I'm not shocked that you get better results from two simpler queries; sometimes it's simply more efficient to do things that way. However, there was an issue with my original answer that will've signficicantly impacted performance.
Erwin accurately pointed out in another answer that Pg can't use a simple b-tree index on a date with date_trunc, so you're better off using ranges. It can use an index created on the expression date_trunc('month',colname) but you're better off avoiding the creation of another unnecessary index.
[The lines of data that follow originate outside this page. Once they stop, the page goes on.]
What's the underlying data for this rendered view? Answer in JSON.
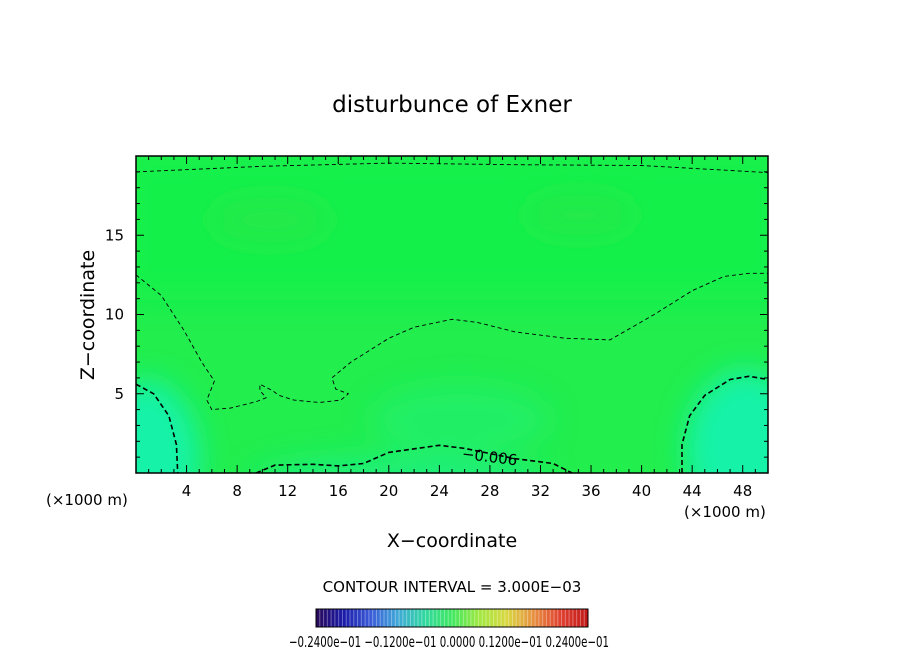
{
  "chart_data": {
    "type": "heatmap",
    "title": "disturbunce of Exner",
    "xlabel": "X−coordinate",
    "ylabel": "Z−coordinate",
    "x_unit_left": "(×1000 m)",
    "x_unit_right": "(×1000 m)",
    "xlim": [
      0,
      50
    ],
    "ylim": [
      0,
      20
    ],
    "x_ticks": [
      4,
      8,
      12,
      16,
      20,
      24,
      28,
      32,
      36,
      40,
      44,
      48
    ],
    "x_tick_labels": [
      "4",
      "8",
      "12",
      "16",
      "20",
      "24",
      "28",
      "32",
      "36",
      "40",
      "44",
      "48"
    ],
    "y_ticks": [
      5,
      10,
      15
    ],
    "y_tick_labels": [
      "5",
      "10",
      "15"
    ],
    "contour_interval_text": "CONTOUR INTERVAL = 3.000E−03",
    "contour_interval": 0.003,
    "contour_label": "−0.006",
    "colorbar": {
      "min": -0.024,
      "max": 0.024,
      "labels_text": "−0.2400e−01 −0.1200e−01 0.0000 0.1200e−01 0.2400e−01",
      "colors": [
        "#2a0a5a",
        "#1a1aa8",
        "#3a5ad8",
        "#40a8d8",
        "#30d8a0",
        "#40e860",
        "#a0e840",
        "#d8d840",
        "#e89040",
        "#e04030",
        "#c01818"
      ]
    },
    "contours": [
      {
        "level": -0.003,
        "style": "thin-dashed",
        "points": [
          [
            0,
            19.0
          ],
          [
            10,
            19.35
          ],
          [
            20,
            19.55
          ],
          [
            30,
            19.45
          ],
          [
            40,
            19.4
          ],
          [
            50,
            18.95
          ]
        ]
      },
      {
        "level": -0.003,
        "style": "thin-dashed",
        "points": [
          [
            0,
            12.5
          ],
          [
            2,
            11.2
          ],
          [
            3.8,
            9.0
          ],
          [
            5.2,
            7.0
          ],
          [
            6.2,
            5.8
          ],
          [
            5.6,
            4.6
          ],
          [
            6.0,
            4.0
          ],
          [
            7.5,
            4.1
          ],
          [
            9.5,
            4.5
          ],
          [
            10.3,
            4.75
          ],
          [
            9.8,
            5.2
          ],
          [
            9.8,
            5.6
          ],
          [
            10.8,
            5.2
          ],
          [
            11.3,
            4.9
          ],
          [
            12.5,
            4.6
          ],
          [
            14.5,
            4.45
          ],
          [
            16.2,
            4.6
          ],
          [
            16.8,
            5.0
          ],
          [
            15.8,
            5.3
          ],
          [
            15.5,
            6.0
          ],
          [
            17,
            7.0
          ],
          [
            20,
            8.5
          ],
          [
            22,
            9.2
          ],
          [
            25,
            9.7
          ],
          [
            27,
            9.5
          ],
          [
            30,
            8.9
          ],
          [
            34,
            8.5
          ],
          [
            37.5,
            8.4
          ],
          [
            41,
            10.0
          ],
          [
            44,
            11.5
          ],
          [
            46.5,
            12.4
          ],
          [
            48.5,
            12.6
          ],
          [
            50,
            12.6
          ]
        ]
      },
      {
        "level": -0.006,
        "style": "thick-dashed",
        "points": [
          [
            0,
            5.6
          ],
          [
            1.4,
            5.0
          ],
          [
            2.6,
            3.6
          ],
          [
            3.2,
            1.8
          ],
          [
            3.3,
            0
          ]
        ]
      },
      {
        "level": -0.006,
        "style": "thick-dashed",
        "points": [
          [
            9.5,
            0
          ],
          [
            11,
            0.5
          ],
          [
            14,
            0.55
          ],
          [
            16,
            0.45
          ],
          [
            18,
            0.6
          ],
          [
            20,
            1.3
          ],
          [
            24,
            1.75
          ],
          [
            26,
            1.55
          ],
          [
            30,
            0.9
          ],
          [
            33,
            0.6
          ],
          [
            34.5,
            0
          ]
        ]
      },
      {
        "level": -0.006,
        "style": "thick-dashed",
        "points": [
          [
            43.2,
            0
          ],
          [
            43.2,
            1.8
          ],
          [
            43.8,
            3.6
          ],
          [
            45,
            4.9
          ],
          [
            47,
            5.9
          ],
          [
            48.5,
            6.1
          ],
          [
            50,
            5.9
          ]
        ]
      }
    ]
  }
}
Rephrasing the single-scan-and-filter query to use ranges produces:
SELECT m,
count(nullif(date_trunc('month',a.signup_date) = m,'f')),
count(nullif(date_trunc('month',a.cancel_date) = m,'f'))
FROM generate_series(
(SELECT date_trunc('month',min(signup_date)) FROM accounts),
(SELECT date_trunc('month',greatest(max(signup_date),max(cancel_date))) FROM accounts),
INTERVAL '1' MONTH
) AS m
INNER JOIN accounts a ON (
(a.signup_date >= m AND a.signup_date < m + INTERVAL '1' MONTH)
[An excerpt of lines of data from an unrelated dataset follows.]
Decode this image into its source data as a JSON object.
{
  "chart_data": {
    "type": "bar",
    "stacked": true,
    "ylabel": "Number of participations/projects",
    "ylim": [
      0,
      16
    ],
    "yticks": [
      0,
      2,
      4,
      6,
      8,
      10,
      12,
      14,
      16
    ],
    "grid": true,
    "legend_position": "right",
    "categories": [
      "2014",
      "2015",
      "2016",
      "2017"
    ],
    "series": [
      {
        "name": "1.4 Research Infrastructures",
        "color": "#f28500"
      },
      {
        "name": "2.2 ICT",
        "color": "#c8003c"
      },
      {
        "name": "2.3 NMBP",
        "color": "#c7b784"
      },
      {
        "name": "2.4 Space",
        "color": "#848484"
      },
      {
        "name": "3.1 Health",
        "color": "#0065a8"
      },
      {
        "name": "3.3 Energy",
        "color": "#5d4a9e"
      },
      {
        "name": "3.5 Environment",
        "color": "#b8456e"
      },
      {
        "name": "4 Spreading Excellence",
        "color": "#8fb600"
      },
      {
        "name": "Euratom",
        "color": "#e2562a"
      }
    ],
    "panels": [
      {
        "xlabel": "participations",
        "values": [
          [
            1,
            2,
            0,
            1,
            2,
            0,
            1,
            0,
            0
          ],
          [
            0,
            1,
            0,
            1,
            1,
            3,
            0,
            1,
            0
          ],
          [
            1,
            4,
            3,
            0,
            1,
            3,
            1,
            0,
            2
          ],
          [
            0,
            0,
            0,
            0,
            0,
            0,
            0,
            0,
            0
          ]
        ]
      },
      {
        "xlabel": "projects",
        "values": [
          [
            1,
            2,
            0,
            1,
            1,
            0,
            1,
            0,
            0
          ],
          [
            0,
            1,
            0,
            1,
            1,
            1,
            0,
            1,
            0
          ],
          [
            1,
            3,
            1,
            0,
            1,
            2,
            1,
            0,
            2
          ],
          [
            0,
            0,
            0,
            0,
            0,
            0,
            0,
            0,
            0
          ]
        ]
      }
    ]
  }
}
OR (a.cancel_date >= m AND a.cancel_date < m + INTERVAL '1' MONTH))
GROUP BY m
ORDER BY m;
There's no need to avoid date_trunc in non-indexable conditions, so I've only changed to use interval ranges in the join condition.
Where the original query used a seq scan and materialize, this now uses a bitmap index scan if there are indexes on signup_date and cancel_date.
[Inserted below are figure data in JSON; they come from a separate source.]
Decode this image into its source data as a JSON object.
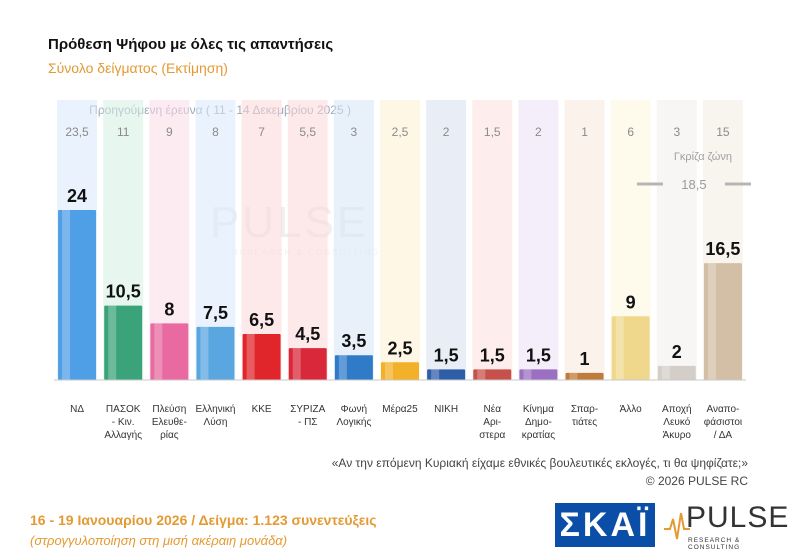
{
  "header": {
    "title": "Πρόθεση Ψήφου με όλες τις απαντήσεις",
    "subtitle": "Σύνολο δείγματος   (Εκτίμηση)"
  },
  "chart_data": {
    "type": "bar",
    "categories": [
      "ΝΔ",
      "ΠΑΣΟΚ - Κιν. Αλλαγής",
      "Πλεύση Ελευθε- ρίας",
      "Ελληνική Λύση",
      "ΚΚΕ",
      "ΣΥΡΙΖΑ - ΠΣ",
      "Φωνή Λογικής",
      "Μέρα25",
      "ΝΙΚΗ",
      "Νέα Αρι- στερα",
      "Κίνημα Δημο- κρατίας",
      "Σπαρ- τιάτες",
      "Άλλο",
      "Αποχή Λευκό Άκυρο",
      "Αναπο- φάσιστοι / ΔΑ"
    ],
    "category_lines": [
      [
        "ΝΔ"
      ],
      [
        "ΠΑΣΟΚ",
        "- Κιν.",
        "Αλλαγής"
      ],
      [
        "Πλεύση",
        "Ελευθε-",
        "ρίας"
      ],
      [
        "Ελληνική",
        "Λύση"
      ],
      [
        "ΚΚΕ"
      ],
      [
        "ΣΥΡΙΖΑ",
        "- ΠΣ"
      ],
      [
        "Φωνή",
        "Λογικής"
      ],
      [
        "Μέρα25"
      ],
      [
        "ΝΙΚΗ"
      ],
      [
        "Νέα",
        "Αρι-",
        "στερα"
      ],
      [
        "Κίνημα",
        "Δημο-",
        "κρατίας"
      ],
      [
        "Σπαρ-",
        "τιάτες"
      ],
      [
        "Άλλο"
      ],
      [
        "Αποχή",
        "Λευκό",
        "Άκυρο"
      ],
      [
        "Αναπο-",
        "φάσιστοι",
        "/ ΔΑ"
      ]
    ],
    "values": [
      24,
      10.5,
      8,
      7.5,
      6.5,
      4.5,
      3.5,
      2.5,
      1.5,
      1.5,
      1.5,
      1,
      9,
      2,
      16.5
    ],
    "value_labels": [
      "24",
      "10,5",
      "8",
      "7,5",
      "6,5",
      "4,5",
      "3,5",
      "2,5",
      "1,5",
      "1,5",
      "1,5",
      "1",
      "9",
      "2",
      "16,5"
    ],
    "previous_label": "Προηγούμενη έρευνα ( 11 - 14 Δεκεμβρίου 2025 )",
    "previous_values": [
      "23,5",
      "11",
      "9",
      "8",
      "7",
      "5,5",
      "3",
      "2,5",
      "2",
      "1,5",
      "2",
      "1",
      "6",
      "3",
      "15"
    ],
    "grey_zone": {
      "label": "Γκρίζα ζώνη",
      "value": "18,5"
    },
    "colors": [
      "#4f9fe6",
      "#3aa37a",
      "#e86aa0",
      "#5aa6e0",
      "#e0262b",
      "#d8283a",
      "#2f7bc8",
      "#f2b129",
      "#2f5ea8",
      "#c8504a",
      "#9b6fc2",
      "#c07a3a",
      "#efd88c",
      "#d3cec7",
      "#d3bfa6"
    ],
    "bg_colors": [
      "#d8e9fb",
      "#d4efe2",
      "#fbdbe8",
      "#d8e9fb",
      "#fbd7d8",
      "#fbd7d8",
      "#d6e6f6",
      "#fdf0d2",
      "#d7e0ef",
      "#fbe0de",
      "#e9e0f4",
      "#f7e8dc",
      "#fdf6dd",
      "#f1efec",
      "#f3ece2"
    ],
    "ylim": [
      0,
      25
    ]
  },
  "footer": {
    "question": "«Αν την επόμενη Κυριακή είχαμε εθνικές βουλευτικές εκλογές, τι θα ψηφίζατε;»",
    "copyright": "©  2026  PULSE RC",
    "dates": "16 - 19 Ιανουαρίου 2026  /  Δείγμα:  1.123 συνεντεύξεις",
    "rounding": "(στρογγυλοποίηση στη μισή ακέραιη μονάδα)"
  },
  "logos": {
    "skai": "ΣΚΑΪ",
    "pulse": "PULSE",
    "pulse_tag": "RESEARCH & CONSULTING"
  }
}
In PostgreSQL 9.2 better performance may possibly be gained by adding:
CREATE INDEX account_signup_or_cancel ON accounts(signup_date,cancel_date);
and possibly:
CREATE INDEX account_signup_date_nonnull
ON accounts(signup_date) WHERE (signup_date IS NOT NULL);
CREATE INDEX account_cancel_date_desc_nonnull
ON accounts(cancel_date DESC) WHERE (cancel_date IS NOT NULL);
to allow index-only scans. It's hard to make solid index recommendations without the actual data to test with.
Alternately, the subquery based approach with improved indexable filter condition:
SELECT m, (
SELECT count(signup_date)
FROM accounts
WHERE signup_date >= m AND signup_date < m + INTERVAL '1' MONTH
) AS n_signups, (
SELECT count(cancel_date)
FROM accounts
WHERE cancel_date >= m AND cancel_date < m + INTERVAL '1' MONTH
) AS n_cancels
FROM generate_series(
(SELECT date_trunc('month',min(signup_date)) FROM accounts),
(SELECT date_trunc('month',greatest(max(signup_date),max(cancel_date))) FROM accounts),
INTERVAL '1' MONTH
) AS m
GROUP BY m
ORDER BY m;
will benefit from ordinary b-tree indexes on signup_date and cancel_date, or from:
CREATE INDEX account_signup_date_nonnull
ON accounts(signup_date) WHERE (signup_date IS NOT NULL);
CREATE INDEX account_cancel_date_nonnull
ON accounts(cancel_date) WHERE (cancel_date IS NOT NULL);
Remember that every index you create imposes a penalty on INSERT and UPDATE performance, and competes with other indexes and help data for cache space. Try to create only indexes that make a big difference and are useful for other queries.